FIG. 6 shows the behavior of an abnormal actuator. Cylinder pressure in this case whereas has a low圧寄Ri, operation signal has a high圧寄Ri, it can be seen that clearly different from the response of normal actuator of said curve passing.

[0024]

According to the present invention, it is possible to detect a control abnormality caused by an abnormality of a control valve of a control actuator during traveling of a vehicle that is performing vibration control. Can contribute.

[Brief description of the drawings]

FIG. 1 is a flowchart showing the first half operation of an abnormality detection method according to an embodiment of the present invention.

FIG. 2 is a flowchart showing a second half operation performed after the first half operation of the abnormality detection method according to the embodiment of the present invention in FIG. 1;

FIG. 3 is an explanatory diagram showing an example of a railway vehicle provided with a vibration control device for implementing the abnormality detection method of the present invention.

FIG. 4 is a graph showing changes in a cylinder internal pressure and an operation signal over time in a normal control actuator.

FIG. 5 is a graph showing changes in the cylinder internal pressure and the operation signal over time in a normal control actuator when passing through a curve.

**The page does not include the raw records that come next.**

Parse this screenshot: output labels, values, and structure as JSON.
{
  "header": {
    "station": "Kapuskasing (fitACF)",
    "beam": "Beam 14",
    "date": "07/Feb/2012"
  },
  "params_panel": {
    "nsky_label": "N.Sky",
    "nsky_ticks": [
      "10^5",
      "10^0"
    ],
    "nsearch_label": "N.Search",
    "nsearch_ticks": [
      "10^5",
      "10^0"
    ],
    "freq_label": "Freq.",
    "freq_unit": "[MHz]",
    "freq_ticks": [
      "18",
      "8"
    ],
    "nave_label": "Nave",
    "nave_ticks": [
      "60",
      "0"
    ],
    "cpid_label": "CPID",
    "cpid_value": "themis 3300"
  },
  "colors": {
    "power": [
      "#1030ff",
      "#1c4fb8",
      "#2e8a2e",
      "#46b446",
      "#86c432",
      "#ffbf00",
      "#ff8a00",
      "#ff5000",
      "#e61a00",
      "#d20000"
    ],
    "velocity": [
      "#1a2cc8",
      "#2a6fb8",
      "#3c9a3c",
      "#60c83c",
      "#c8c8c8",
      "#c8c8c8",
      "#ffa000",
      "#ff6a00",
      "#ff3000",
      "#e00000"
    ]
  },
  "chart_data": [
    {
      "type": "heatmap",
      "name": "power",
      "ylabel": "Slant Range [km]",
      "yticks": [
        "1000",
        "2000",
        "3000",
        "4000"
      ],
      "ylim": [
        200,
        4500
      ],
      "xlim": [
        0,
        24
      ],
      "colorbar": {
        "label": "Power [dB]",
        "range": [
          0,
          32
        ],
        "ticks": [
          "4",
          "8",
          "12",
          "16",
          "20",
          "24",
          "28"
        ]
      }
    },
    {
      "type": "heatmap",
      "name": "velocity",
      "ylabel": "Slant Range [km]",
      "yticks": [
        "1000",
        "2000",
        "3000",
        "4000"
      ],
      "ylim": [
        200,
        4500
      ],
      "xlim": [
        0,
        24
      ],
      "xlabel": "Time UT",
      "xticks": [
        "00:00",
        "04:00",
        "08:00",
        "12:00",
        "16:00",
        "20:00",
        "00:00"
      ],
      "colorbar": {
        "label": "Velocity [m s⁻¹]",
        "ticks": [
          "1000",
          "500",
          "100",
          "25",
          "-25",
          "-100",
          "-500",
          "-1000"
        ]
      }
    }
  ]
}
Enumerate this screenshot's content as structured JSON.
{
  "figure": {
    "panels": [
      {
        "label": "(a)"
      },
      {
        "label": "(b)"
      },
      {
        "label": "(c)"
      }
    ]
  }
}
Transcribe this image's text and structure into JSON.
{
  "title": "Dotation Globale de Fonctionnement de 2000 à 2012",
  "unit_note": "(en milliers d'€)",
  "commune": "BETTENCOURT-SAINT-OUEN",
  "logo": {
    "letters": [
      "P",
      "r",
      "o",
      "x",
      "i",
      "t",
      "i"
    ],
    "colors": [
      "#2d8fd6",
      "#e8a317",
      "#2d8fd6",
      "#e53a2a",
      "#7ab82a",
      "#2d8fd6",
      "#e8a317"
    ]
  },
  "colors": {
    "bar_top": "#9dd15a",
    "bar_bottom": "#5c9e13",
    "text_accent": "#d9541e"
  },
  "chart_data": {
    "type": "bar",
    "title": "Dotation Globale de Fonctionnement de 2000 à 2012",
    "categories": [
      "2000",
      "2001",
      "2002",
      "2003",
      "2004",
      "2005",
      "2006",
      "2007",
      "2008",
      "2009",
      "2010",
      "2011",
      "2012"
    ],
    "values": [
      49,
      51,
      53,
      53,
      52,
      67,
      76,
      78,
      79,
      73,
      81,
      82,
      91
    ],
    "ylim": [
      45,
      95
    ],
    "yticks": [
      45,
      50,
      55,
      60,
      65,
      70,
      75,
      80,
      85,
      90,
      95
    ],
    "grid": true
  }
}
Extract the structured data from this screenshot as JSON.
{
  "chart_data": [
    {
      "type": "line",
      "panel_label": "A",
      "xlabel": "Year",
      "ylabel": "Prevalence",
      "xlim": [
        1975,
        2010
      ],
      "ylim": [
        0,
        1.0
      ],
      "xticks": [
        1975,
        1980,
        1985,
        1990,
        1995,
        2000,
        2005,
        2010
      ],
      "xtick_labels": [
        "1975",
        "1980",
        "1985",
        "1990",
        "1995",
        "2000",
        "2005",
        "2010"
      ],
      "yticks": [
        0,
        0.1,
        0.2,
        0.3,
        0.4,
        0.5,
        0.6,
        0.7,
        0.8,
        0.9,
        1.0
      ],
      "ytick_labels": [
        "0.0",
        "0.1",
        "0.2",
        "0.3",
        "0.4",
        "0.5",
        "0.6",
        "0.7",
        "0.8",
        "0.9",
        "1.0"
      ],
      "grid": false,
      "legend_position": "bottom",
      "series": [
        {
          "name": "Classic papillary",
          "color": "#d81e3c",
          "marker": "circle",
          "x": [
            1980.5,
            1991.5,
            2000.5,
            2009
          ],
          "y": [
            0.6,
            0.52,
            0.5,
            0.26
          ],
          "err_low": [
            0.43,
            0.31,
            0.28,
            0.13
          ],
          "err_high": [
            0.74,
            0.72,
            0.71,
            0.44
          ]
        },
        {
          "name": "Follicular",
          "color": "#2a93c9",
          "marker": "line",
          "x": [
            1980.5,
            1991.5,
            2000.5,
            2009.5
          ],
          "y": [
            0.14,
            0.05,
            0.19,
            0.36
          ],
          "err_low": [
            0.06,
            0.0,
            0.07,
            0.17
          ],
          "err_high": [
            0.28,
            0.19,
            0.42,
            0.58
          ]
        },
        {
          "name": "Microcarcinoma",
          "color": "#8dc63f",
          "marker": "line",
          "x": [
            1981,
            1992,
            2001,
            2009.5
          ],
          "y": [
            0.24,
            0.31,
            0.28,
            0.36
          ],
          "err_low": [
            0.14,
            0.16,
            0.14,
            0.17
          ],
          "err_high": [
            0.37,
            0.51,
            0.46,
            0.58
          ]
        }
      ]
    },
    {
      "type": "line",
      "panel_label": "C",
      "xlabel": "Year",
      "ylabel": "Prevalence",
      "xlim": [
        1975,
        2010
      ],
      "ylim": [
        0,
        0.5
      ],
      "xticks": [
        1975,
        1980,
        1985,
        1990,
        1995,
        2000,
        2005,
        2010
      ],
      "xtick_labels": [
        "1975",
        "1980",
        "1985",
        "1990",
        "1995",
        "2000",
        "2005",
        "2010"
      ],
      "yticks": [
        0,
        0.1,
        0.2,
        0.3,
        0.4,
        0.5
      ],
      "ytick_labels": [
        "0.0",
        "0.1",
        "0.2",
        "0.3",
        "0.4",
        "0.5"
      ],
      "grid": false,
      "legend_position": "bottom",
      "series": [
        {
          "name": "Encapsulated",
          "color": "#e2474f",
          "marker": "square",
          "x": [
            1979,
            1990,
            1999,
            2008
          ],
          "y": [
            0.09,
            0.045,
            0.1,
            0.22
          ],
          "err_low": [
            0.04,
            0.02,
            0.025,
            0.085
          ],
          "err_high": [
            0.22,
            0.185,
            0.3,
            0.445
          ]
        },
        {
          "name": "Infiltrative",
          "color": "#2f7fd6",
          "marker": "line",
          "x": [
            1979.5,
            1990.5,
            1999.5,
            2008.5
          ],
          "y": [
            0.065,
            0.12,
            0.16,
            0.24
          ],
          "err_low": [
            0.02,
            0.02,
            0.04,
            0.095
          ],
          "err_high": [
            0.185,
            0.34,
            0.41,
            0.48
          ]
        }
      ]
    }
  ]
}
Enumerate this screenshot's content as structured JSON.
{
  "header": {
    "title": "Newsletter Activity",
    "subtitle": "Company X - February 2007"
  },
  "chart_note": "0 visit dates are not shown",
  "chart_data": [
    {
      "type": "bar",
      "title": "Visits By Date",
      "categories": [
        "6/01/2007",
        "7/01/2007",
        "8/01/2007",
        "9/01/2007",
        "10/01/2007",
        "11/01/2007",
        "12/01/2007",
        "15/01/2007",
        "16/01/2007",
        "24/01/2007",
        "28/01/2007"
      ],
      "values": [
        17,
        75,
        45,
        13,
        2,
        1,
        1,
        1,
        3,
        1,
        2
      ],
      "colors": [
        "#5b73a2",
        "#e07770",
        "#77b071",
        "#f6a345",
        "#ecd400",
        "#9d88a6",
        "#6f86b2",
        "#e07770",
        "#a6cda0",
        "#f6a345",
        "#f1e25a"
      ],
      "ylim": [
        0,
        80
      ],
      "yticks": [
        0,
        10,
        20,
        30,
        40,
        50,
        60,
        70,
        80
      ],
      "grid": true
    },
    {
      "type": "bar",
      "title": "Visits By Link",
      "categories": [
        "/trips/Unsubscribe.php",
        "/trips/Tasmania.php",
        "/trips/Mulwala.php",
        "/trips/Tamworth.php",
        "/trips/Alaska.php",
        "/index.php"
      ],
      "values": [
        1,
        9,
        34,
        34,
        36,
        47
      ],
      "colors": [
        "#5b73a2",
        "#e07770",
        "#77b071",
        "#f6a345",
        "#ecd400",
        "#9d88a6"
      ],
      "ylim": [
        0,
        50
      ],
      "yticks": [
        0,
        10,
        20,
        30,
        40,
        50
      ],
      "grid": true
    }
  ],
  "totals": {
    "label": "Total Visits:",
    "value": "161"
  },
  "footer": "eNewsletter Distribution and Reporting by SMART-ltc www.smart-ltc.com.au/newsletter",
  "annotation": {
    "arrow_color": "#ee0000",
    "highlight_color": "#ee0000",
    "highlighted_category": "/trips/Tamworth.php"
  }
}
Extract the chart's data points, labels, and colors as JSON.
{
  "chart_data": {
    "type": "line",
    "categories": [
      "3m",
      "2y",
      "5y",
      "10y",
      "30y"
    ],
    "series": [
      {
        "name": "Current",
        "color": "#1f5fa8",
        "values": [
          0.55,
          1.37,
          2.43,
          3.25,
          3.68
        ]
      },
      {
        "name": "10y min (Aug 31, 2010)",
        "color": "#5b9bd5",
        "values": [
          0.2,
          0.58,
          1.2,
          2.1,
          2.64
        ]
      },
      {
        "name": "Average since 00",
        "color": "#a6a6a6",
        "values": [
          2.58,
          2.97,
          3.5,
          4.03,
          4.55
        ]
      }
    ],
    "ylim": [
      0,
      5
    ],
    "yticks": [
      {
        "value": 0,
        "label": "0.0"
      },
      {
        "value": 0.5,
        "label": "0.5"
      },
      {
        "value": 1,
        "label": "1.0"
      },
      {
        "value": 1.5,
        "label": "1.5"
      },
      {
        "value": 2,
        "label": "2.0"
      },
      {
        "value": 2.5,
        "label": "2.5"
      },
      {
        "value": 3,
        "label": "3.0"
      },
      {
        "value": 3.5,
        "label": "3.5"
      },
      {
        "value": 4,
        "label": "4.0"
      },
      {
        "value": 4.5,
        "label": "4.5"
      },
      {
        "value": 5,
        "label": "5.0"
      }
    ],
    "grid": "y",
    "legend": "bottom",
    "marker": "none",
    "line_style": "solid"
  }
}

FIG. 6 is a graph showing changes with time in the cylinder internal pressure and the operation signal in a control actuator having an abnormality.

[Explanation of symbols]

 DESCRIPTION OF SYMBOLS 1 Body 2 bogie 3 Air spring 4 Damper 5 Pneumatic cylinder 6 Controller 7 Pressure sensor 8 Supply / exhaust valve 9 Air source 10 Piping

──────────────────────────────────────────────────続 き Continuing on the front page (72) Yoshiyuki Maruyama 4-33, Kitahama, Chuo-ku, Osaka-shi, Osaka Prefecture Inside Sumitomo Metal Industries, Ltd. (72) Koichiro Ishihara 4--5, Kitahama, Chuo-ku, Osaka-shi, Osaka No. 33 Sumitomo Metal Industries, Ltd. (56) References JP-A-8-282486 (JP, A) JP-A-5-184002 (JP, A) JP-A-10-310053 (JP, A) 6-239232 (JP, A) JP-A-6-107174 (JP, A) (58) Fields investigated (Int. Cl. ⁷ , DB name) B61F 5/24

Claims (1)

(57) [Claims] [Claim 1] using a fluid operated actuator to control the actuator, in a railway vehicle equipped with a vibration control device using a pressure feedback to the control, while the vehicle is traveling, to the fluid-operated actuator comparison of the operation signal, and a pressure actually generated was detected by pressure detection means for fluid-operated actuator,
The average value of the operation signal within a certain period of time is below the low pressure side reference value,
Average value of the internal pressure of a fluid-operated actuator within a certain time
Is higher than the high pressure side reference value and the
The frequency at which the internal pressure falls below the low pressure side reference value is one of the predetermined
0% or less , or the average of the operation signal within a certain time
Value is higher than the reference value on the high pressure side,
The average value of the internal pressure within a certain time is below the low pressure side
If the internal pressure of the body-actuated actuator is
Device frequency is less than 10% of the fixed time
Abnormality detecting method for a railway vehicle vibration control system, characterized in that a.